Publié le mercredi 30 août, par Juliette Keating

Budget participatif, habitat participatif, démocratie participative où seuls participent les citoyens dont il n’y a rien à craindre du choix raisonnable de la couleur des pots de fleurs, concours d’occupation des friches remportés par des associations aussi inoffensives que peu actives, domestication des associations et des collectifs contestataires : la paix sociale a un prix, assez bon marché.

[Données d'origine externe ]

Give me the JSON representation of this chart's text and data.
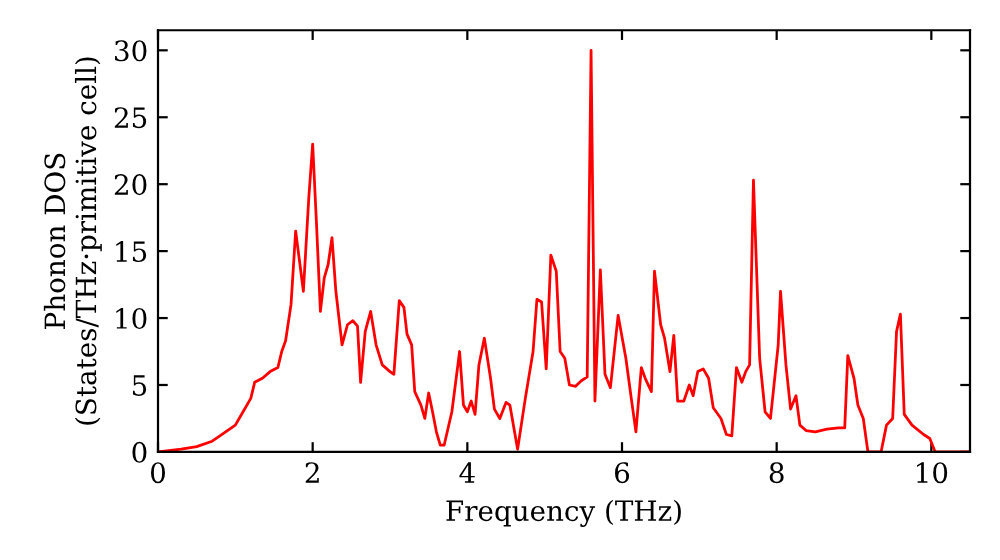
{
  "chart_data": {
    "type": "line",
    "xlabel": "Frequency (THz)",
    "ylabel": "Phonon DOS\n(States/THz·primitive cell)",
    "xlim": [
      0,
      10.5
    ],
    "ylim": [
      0,
      31.5
    ],
    "xticks": [
      0,
      2,
      4,
      6,
      8,
      10
    ],
    "yticks": [
      0,
      5,
      10,
      15,
      20,
      25,
      30
    ],
    "grid": false,
    "legend": false,
    "series": [
      {
        "color": "#ff0000",
        "x": [
          0,
          0.3,
          0.5,
          0.7,
          0.8,
          1.0,
          1.1,
          1.2,
          1.25,
          1.35,
          1.45,
          1.55,
          1.6,
          1.65,
          1.72,
          1.78,
          1.88,
          1.95,
          2.0,
          2.05,
          2.1,
          2.15,
          2.2,
          2.25,
          2.3,
          2.38,
          2.45,
          2.52,
          2.58,
          2.62,
          2.68,
          2.75,
          2.82,
          2.9,
          3.0,
          3.05,
          3.12,
          3.18,
          3.22,
          3.28,
          3.32,
          3.4,
          3.45,
          3.5,
          3.55,
          3.6,
          3.65,
          3.7,
          3.8,
          3.9,
          3.95,
          4.0,
          4.05,
          4.1,
          4.15,
          4.22,
          4.3,
          4.35,
          4.42,
          4.5,
          4.55,
          4.65,
          4.75,
          4.85,
          4.9,
          4.96,
          5.02,
          5.08,
          5.15,
          5.2,
          5.26,
          5.32,
          5.4,
          5.47,
          5.55,
          5.6,
          5.65,
          5.72,
          5.78,
          5.85,
          5.95,
          6.05,
          6.12,
          6.18,
          6.25,
          6.3,
          6.38,
          6.42,
          6.5,
          6.55,
          6.62,
          6.67,
          6.72,
          6.8,
          6.87,
          6.92,
          6.98,
          7.05,
          7.12,
          7.18,
          7.28,
          7.35,
          7.42,
          7.48,
          7.55,
          7.6,
          7.65,
          7.7,
          7.78,
          7.85,
          7.92,
          8.02,
          8.05,
          8.12,
          8.18,
          8.25,
          8.3,
          8.38,
          8.5,
          8.65,
          8.8,
          8.88,
          8.92,
          9.0,
          9.05,
          9.12,
          9.18,
          9.35,
          9.42,
          9.5,
          9.55,
          9.6,
          9.65,
          9.75,
          9.9,
          9.98,
          10.05,
          10.5
        ],
        "values": [
          0,
          0.2,
          0.4,
          0.8,
          1.2,
          2.0,
          3.0,
          4.0,
          5.2,
          5.5,
          6.0,
          6.3,
          7.5,
          8.3,
          11,
          16.5,
          12,
          19,
          23,
          17,
          10.5,
          13,
          14,
          16,
          12,
          8,
          9.5,
          9.8,
          9.4,
          5.2,
          9.0,
          10.5,
          8,
          6.5,
          6.0,
          5.8,
          11.3,
          10.8,
          8.8,
          8.0,
          4.5,
          3.5,
          2.5,
          4.4,
          3.0,
          1.5,
          0.5,
          0.5,
          3.0,
          7.5,
          3.5,
          3.0,
          3.8,
          2.8,
          6.5,
          8.5,
          5.5,
          3.2,
          2.5,
          3.7,
          3.5,
          0.2,
          4.0,
          7.5,
          11.4,
          11.2,
          6.2,
          14.7,
          13.5,
          7.5,
          7.0,
          5.0,
          4.9,
          5.3,
          5.6,
          30,
          3.8,
          13.6,
          5.8,
          4.8,
          10.2,
          7.0,
          4.0,
          1.5,
          6.3,
          5.5,
          4.5,
          13.5,
          9.5,
          8.5,
          6.0,
          8.7,
          3.8,
          3.8,
          5.0,
          4.2,
          6.0,
          6.2,
          5.5,
          3.3,
          2.5,
          1.3,
          1.2,
          6.3,
          5.2,
          6.0,
          6.5,
          20.3,
          7.0,
          3.0,
          2.5,
          8.0,
          12.0,
          6.5,
          3.2,
          4.2,
          2.0,
          1.6,
          1.5,
          1.7,
          1.8,
          1.8,
          7.2,
          5.5,
          3.5,
          2.5,
          0,
          0,
          2.0,
          2.5,
          9.0,
          10.3,
          2.8,
          2.0,
          1.3,
          1.0,
          0,
          0
        ]
      }
    ]
  }
}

Jardins partagés, cafés associatifs, "squat" d’artistes, lieux d’expérimentations pluridisciplinaires, les communes branchées fourmillent de ces associations conviviales et décontractées adeptes de la positive attitude. On y restaure le lien social, on y expose des créations, on s’implique dans la protection de la planète, on y aide les autres, on y invite les voisins, on fait participer les populations censées se réapproprier l’espace public et on sensibilise les enfants. Ça plaît. Au lieu de cette friche où zonaient des SDF, les carrés bien nets des bacs à légumes bio. Au lieu de ce squat hanté par on ne sait quels fantomatiques anars ou sans-papiers, un collectif d’artistes qui ouvre ses portes deux fois par an. Au lieu de ce camp de Roms, de la pelouse, une estrade et une buvette, des spectacles engagés. Tout est à sa place, on sait qui est où et qui fait quoi, plus une miette d’espace laissé à la marge, plus de rencontres hasardeuses, plus de coins interlopes. La ville est propre. Le prix du mètre carré augmente, la population s’embourgeoise et les édiles s’enorgueillissent du dynamisme associatif de la commune, qu’ils se réjouissent de soutenir par le saupoudrage de subventions qui pompent une partie du budget ainsi maigrement redistribué. Tout est pour le mieux dans le meilleur des mondes capitalistes et démocratiques où chacun est encouragé à agir pour la planète, la culture, l’art et son prochain.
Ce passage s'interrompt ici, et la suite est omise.